A.D.C : Beaucoup plus que ce à quoi je m’attendais. Je ne pensais pas en retirer autant sur ces deux plans. Sur le plan humain, c’est peut-être celui où je ne savais pas du tout à quoi m’attendre. Je pensais qu’il pouvait se passer quelque chose, dans les rencontres avec les locaux, mais il y a beaucoup plus que ça. Il y a la rencontre avec les gens sur place qui pour certains a donné lieu à une relation pérenne. On continue de s’écrire, d’échanger. Ça c’est peut-être le côté le plus prévisible. Mais il y a aussi la rencontre avec les autres bénévoles de La Chaîne de l’Espoir, qui sont aussi des gens extraordinairement intéressants et avec qui c’est très enrichissant de passer du temps. Les chargés de mission, les chirurgiens et les infirmières. On vit ensemble pendant une semaine. Ce qu’on a fait ensemble crée un lien. C’était complétement une surprise pour moi. Côté professionnel, j’ai fait des choses techniques. Il faut bien comprendre que cette semaine-là, on travaille l’équivalent de 3 semaines de travail en France. J’ai fait 23 anesthésies en une semaine, dont 7 chirurgies lourdes. On ne fait jamais ça dans une semaine normale à l’hôpital Necker.

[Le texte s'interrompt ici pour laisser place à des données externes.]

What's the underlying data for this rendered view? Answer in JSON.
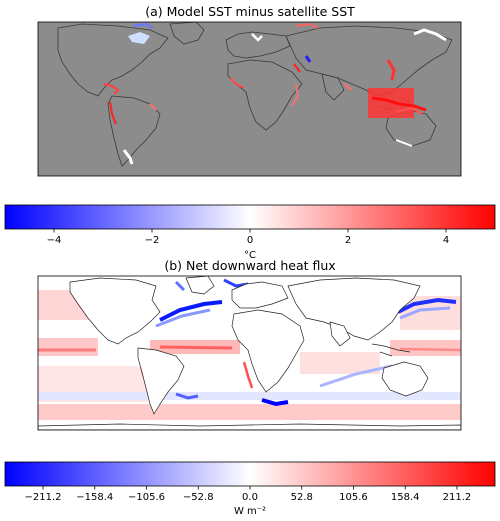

La chirurgie qu’on réalise là-bas, c’est de la grosse chirurgie, c’est ce qu’on appelle les « remplacements œsophagiens ». Le chirurgien prend un bout d’intestin pour faire un nouvel œsophage. Et ce type d’opération, on en fait 5 par an au total à Necker. Donc comme on est 25 anesthésistes, on en fait environ une chacun tous les 5 ans, si on fait une moyenne. Avec les missions, j’en ai déjà fait 12 en un an. Donc forcément, de manière très concrète, j’ai ramené à Necker une expertise de cette anesthésie-là. Ça m’a permis, en revenant, d’écrire un protocole pour l’hôpital Necker. Pour aider mes collègues qui n’en n’ont jamais fait. L’expérience que j’ai accumulée là-bas, je l’ai ramenée aussi dans l’hôpital dans lequel je travaille ici.